Like other code-generating models, Codestral is supposed to help developers write and interact with code. It has been trained in more than 80 programming languages, including Python, Java, C++, and JavaScript, as Mistral elucidates in a blog post. Codestral can complete coding functions, write tests, " fill in" partial code, and respond to queries about a codebase in English.
Mistral claims the model is "open," but the startup's licence forbids employing Codestral and its outputs for commercial endeavours. There is an exception for "development," but this too comes with limitations: The licence explicitly prohibits "any internal usage by employees in the context of the company's business activities."
The rationale might be that Codestral was partly trained on copyrighted content. Mistral neither confirmed nor refuted this in the blog post, but it wouldn't be unexpected; there is evidence that the startup's prior training datasets included copyrighted material.
Codestral may not justify the effort. With 22 billion parameters, the model needs a powerful PC to operate. (Parameters essentially determine the proficiency of an AI model on a problem, such as analysing and generating text.) And although it outperforms the competition according to benchmarks (which could be unreliable), the margin is not substantial.
Despite being impractical for most developers and offering only marginal performance enhancements, Codestral is bound to provoke discussions about the prudence of depending on code-generating models as programming aides.
Developers are adopting generative AI instruments for a portion of their coding tasks. In a Stack Overflow survey from June 2023, forty-four per cent of developers reported that they currently utilise AI tools in their development process, while twenty-six per cent plan to do so shortly. Nevertheless, these instruments have shortcomings.

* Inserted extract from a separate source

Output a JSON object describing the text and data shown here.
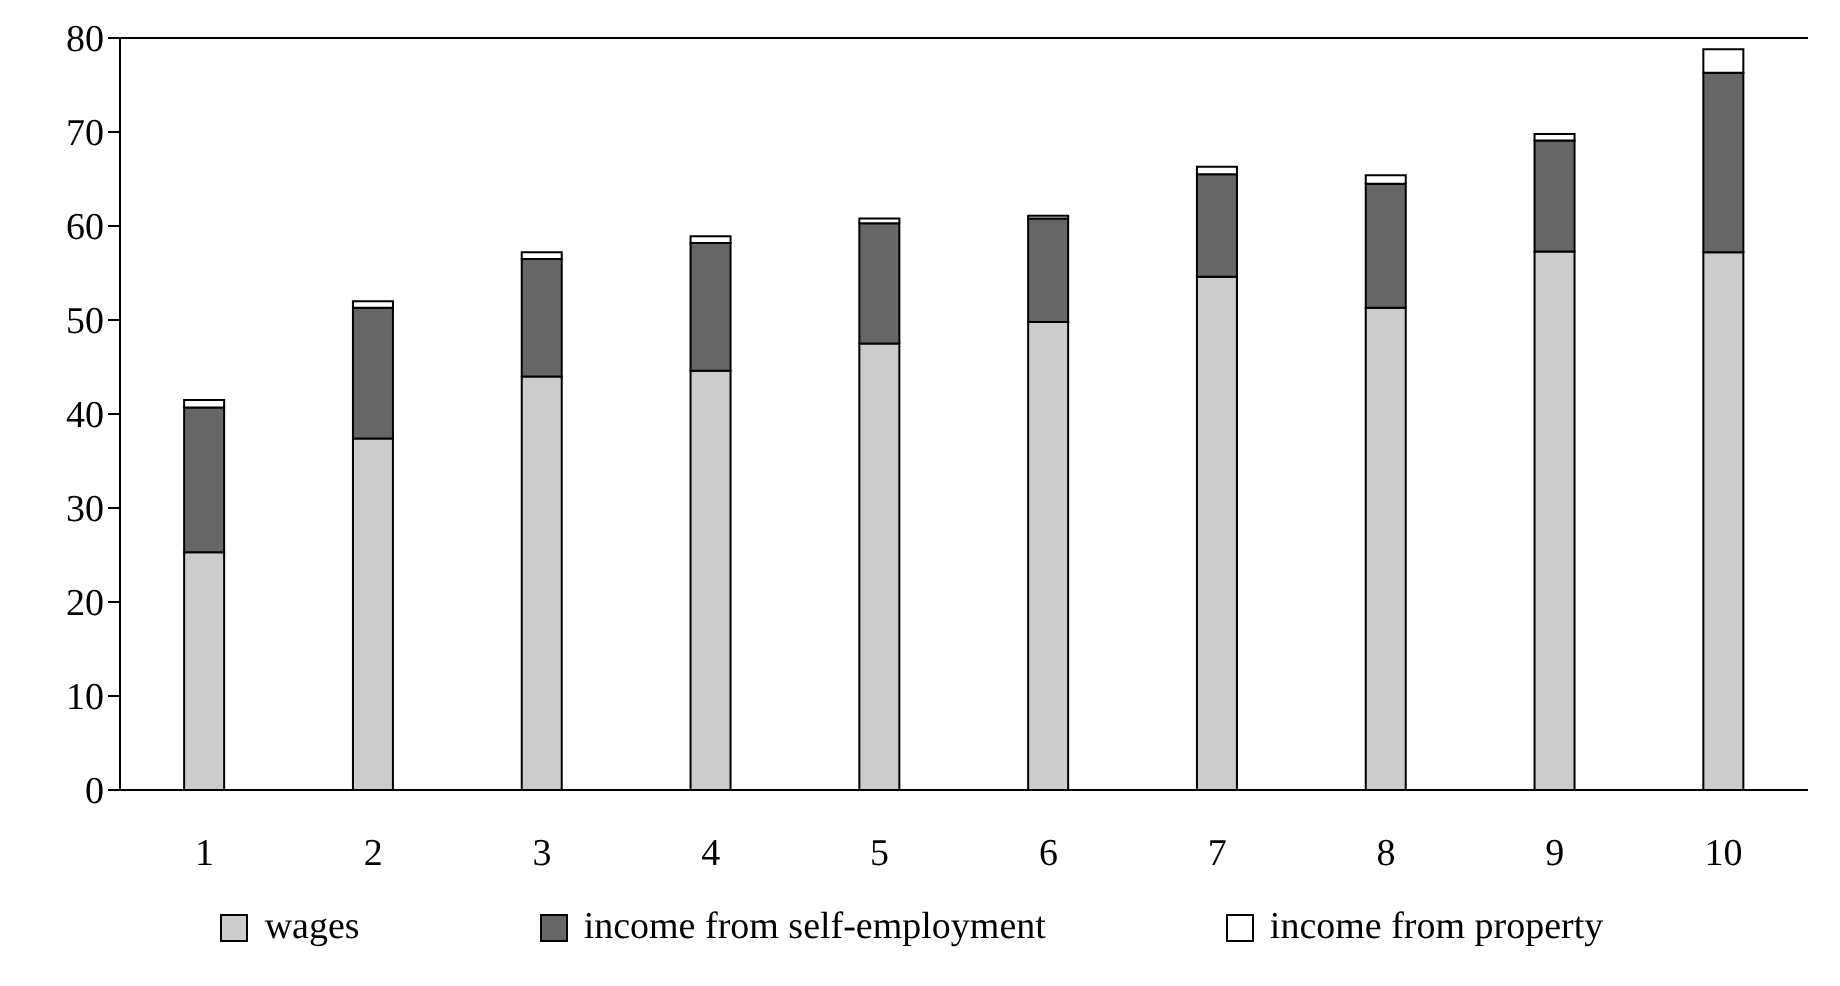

An examination of over 150 million lines of code committed to project repositories in recent years by GitClear revealed that generative AI development tools are leading to an increase in erroneous code being introduced to codebases. Moreover, security experts have cautioned that such tools can exacerbate existing bugs and security vulnerabilities in software projects; over half of the solutions OpenAI's ChatGPT provides to programming queries are incorrect, according to research from Purdue.